La luna en el espejo

Viajeras a través del islam

De la monja Egeria a Jan Morris

Las mujeres que recorren el mundo a partir de la segunda mitad del siglo XIX constituyen un catálogo rutilante: aventureras empeñadas en dar la vuelta al mundo, espías, escritoras, misioneras, periodistas, aviadoras, artistas, enfermeras, sufragistas, fotógrafas, científicas… A diferencia de sus homólogos masculinos en trance de construir el pensamiento orientalista —esa estructura mental del patriarcado colonialista eurocéntrico—, estas mujeres adoptarán —en general— una mirada mucho más matizada y su manera de describir al otro será menos abstracta y prejuiciosa, más cercana y comprometida con lo que viven y ven.

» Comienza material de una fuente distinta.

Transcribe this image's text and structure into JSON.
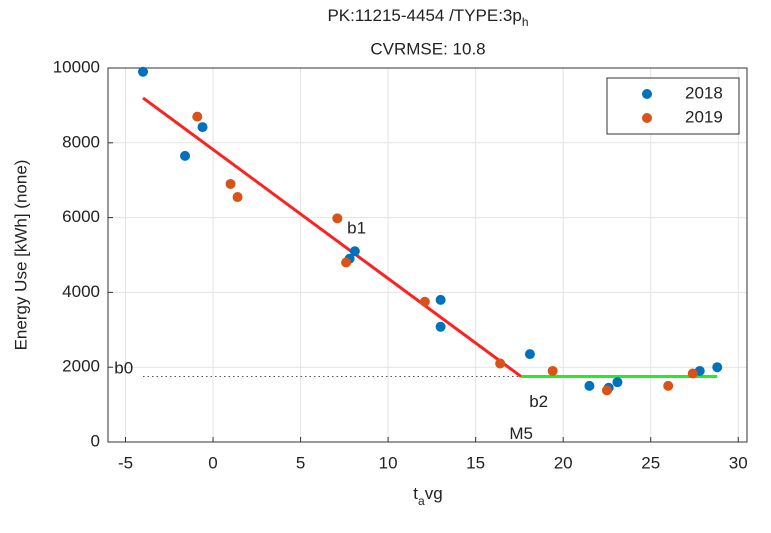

La curiosidad es una inspiración muy arraigada que impulsa a cualquier ser humano al encuentro con lo desconocido, al viaje. A pesar de que la historia haya sido escrita con la goma borradora masculina, hay muestras de que las mujeres no fueron ajenas al estímulo del viaje en todo tiempo y lugar. En el siglo IV vivió Egeria, una dama hispana, de muy probable origen gallego o leonés, que dejó constancia de un itinerario a Tierra Santa [id est, Palestina] en un texto conocido como Peregrinatio Egeriae, escrito en latín vulgar, el modo popular de hablar el latín, que vendría a ser una especie de protorromance, el paso intermedio entre el latín más o menos clásico y el castellano arcaico (o gallego o leonés o catalán o cualquier otra modalidad románica a que dio origen el latín).

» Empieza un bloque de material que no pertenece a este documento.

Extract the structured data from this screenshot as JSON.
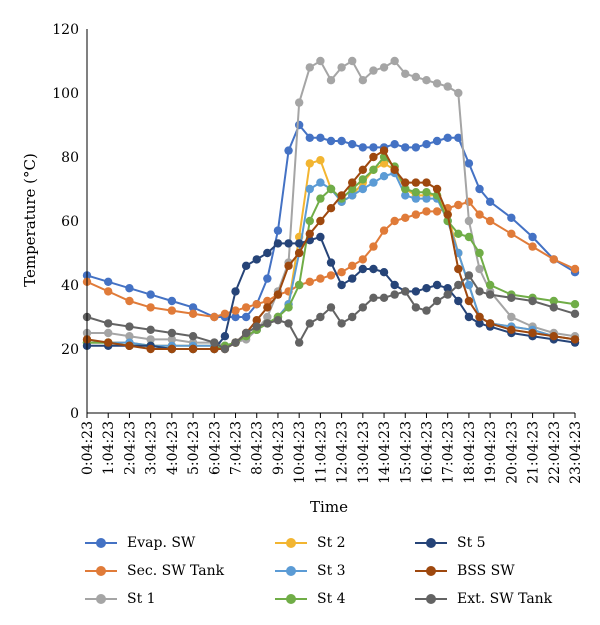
{
  "chart_data": {
    "type": "line",
    "title": "",
    "xlabel": "Time",
    "ylabel": "Temperature (°C)",
    "ylim": [
      0,
      120
    ],
    "yticks": [
      0,
      20,
      40,
      60,
      80,
      100,
      120
    ],
    "xlim": [
      0,
      23
    ],
    "x_tick_labels": [
      "0:04:23",
      "1:04:23",
      "2:04:23",
      "3:04:23",
      "4:04:23",
      "5:04:23",
      "6:04:23",
      "7:04:23",
      "8:04:23",
      "9:04:23",
      "10:04:23",
      "11:04:23",
      "12:04:23",
      "13:04:23",
      "14:04:23",
      "15:04:23",
      "16:04:23",
      "17:04:23",
      "18:04:23",
      "19:04:23",
      "20:04:23",
      "21:04:23",
      "22:04:23",
      "23:04:23"
    ],
    "x": [
      0,
      1,
      2,
      3,
      4,
      5,
      6,
      6.5,
      7,
      7.5,
      8,
      8.5,
      9,
      9.5,
      10,
      10.5,
      11,
      11.5,
      12,
      12.5,
      13,
      13.5,
      14,
      14.5,
      15,
      15.5,
      16,
      16.5,
      17,
      17.5,
      18,
      18.5,
      19,
      20,
      21,
      22,
      23
    ],
    "grid": false,
    "legend_position": "bottom",
    "series": [
      {
        "name": "Evap. SW",
        "color": "#4472C4",
        "values": [
          43,
          41,
          39,
          37,
          35,
          33,
          30,
          30,
          30,
          30,
          34,
          42,
          57,
          82,
          90,
          86,
          86,
          85,
          85,
          84,
          83,
          83,
          83,
          84,
          83,
          83,
          84,
          85,
          86,
          86,
          78,
          70,
          66,
          61,
          55,
          48,
          44
        ]
      },
      {
        "name": "Sec. SW Tank",
        "color": "#E07B39",
        "values": [
          41,
          38,
          35,
          33,
          32,
          31,
          30,
          31,
          32,
          33,
          34,
          35,
          37,
          38,
          40,
          41,
          42,
          43,
          44,
          46,
          48,
          52,
          57,
          60,
          61,
          62,
          63,
          63,
          64,
          65,
          66,
          62,
          60,
          56,
          52,
          48,
          45
        ]
      },
      {
        "name": "St 1",
        "color": "#A5A5A5",
        "values": [
          25,
          25,
          24,
          23,
          23,
          22,
          22,
          21,
          22,
          23,
          26,
          30,
          38,
          47,
          97,
          108,
          110,
          104,
          108,
          110,
          104,
          107,
          108,
          110,
          106,
          105,
          104,
          103,
          102,
          100,
          60,
          45,
          38,
          30,
          27,
          25,
          24
        ]
      },
      {
        "name": "St 2",
        "color": "#F2B531",
        "values": [
          22,
          22,
          22,
          21,
          21,
          21,
          21,
          21,
          22,
          24,
          26,
          28,
          30,
          34,
          55,
          78,
          79,
          70,
          66,
          68,
          72,
          76,
          78,
          76,
          70,
          68,
          68,
          68,
          62,
          50,
          40,
          30,
          28,
          27,
          26,
          24,
          23
        ]
      },
      {
        "name": "St 3",
        "color": "#5B9BD5",
        "values": [
          22,
          22,
          22,
          21,
          21,
          21,
          21,
          21,
          22,
          24,
          26,
          28,
          30,
          34,
          50,
          70,
          72,
          70,
          66,
          68,
          70,
          72,
          74,
          75,
          68,
          67,
          67,
          67,
          60,
          50,
          40,
          30,
          28,
          27,
          26,
          24,
          23
        ]
      },
      {
        "name": "St 4",
        "color": "#70AD47",
        "values": [
          22,
          22,
          21,
          21,
          20,
          20,
          20,
          21,
          22,
          24,
          26,
          28,
          30,
          33,
          40,
          60,
          67,
          70,
          67,
          70,
          73,
          76,
          80,
          77,
          70,
          69,
          69,
          68,
          60,
          56,
          55,
          50,
          40,
          37,
          36,
          35,
          34
        ]
      },
      {
        "name": "St 5",
        "color": "#264478",
        "values": [
          21,
          21,
          21,
          21,
          20,
          20,
          20,
          24,
          38,
          46,
          48,
          50,
          53,
          53,
          53,
          54,
          55,
          47,
          40,
          42,
          45,
          45,
          44,
          40,
          38,
          38,
          39,
          40,
          39,
          35,
          30,
          28,
          27,
          25,
          24,
          23,
          22
        ]
      },
      {
        "name": "BSS SW",
        "color": "#9E480E",
        "values": [
          23,
          22,
          21,
          20,
          20,
          20,
          20,
          20,
          22,
          25,
          29,
          33,
          37,
          46,
          50,
          56,
          60,
          64,
          68,
          72,
          76,
          80,
          82,
          76,
          72,
          72,
          72,
          70,
          62,
          45,
          35,
          30,
          28,
          26,
          25,
          24,
          23
        ]
      },
      {
        "name": "Ext. SW Tank",
        "color": "#636363",
        "values": [
          30,
          28,
          27,
          26,
          25,
          24,
          22,
          20,
          22,
          25,
          27,
          28,
          29,
          28,
          22,
          28,
          30,
          33,
          28,
          30,
          33,
          36,
          36,
          37,
          38,
          33,
          32,
          35,
          37,
          40,
          43,
          38,
          37,
          36,
          35,
          33,
          31
        ]
      }
    ]
  }
}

Suele afirmarse que siempre estuvo erizado de dificultades adicionales el desplazamiento de mujeres por países lejanos, como demuestran los casos de Mary Montagu (1689-1762), un icono feminista en la actualidad, cuyas apreciaciones y escritos hubieron de esperar al siglo XX para ser conocidos; o el de la botánica Jeanne Baret (1740-1807), que solo travestida de hombre pudo escapar a la vigilancia patriarcal y culminar su viaje científico. Sin embargo, la gran dama viajera del siglo XX —que fue sin duda Jan Morris (1926-2020)— opinaba que, siendo mujer, era mucho más fácil y seguro el viaje: las mujeres ayudan siempre a las mujeres (la sororidad). Y Jan Morris sabía muy bien de lo que hablaba, puesto que viajó como hombre y, posteriormente, tras un cambio de sexo, como mujer.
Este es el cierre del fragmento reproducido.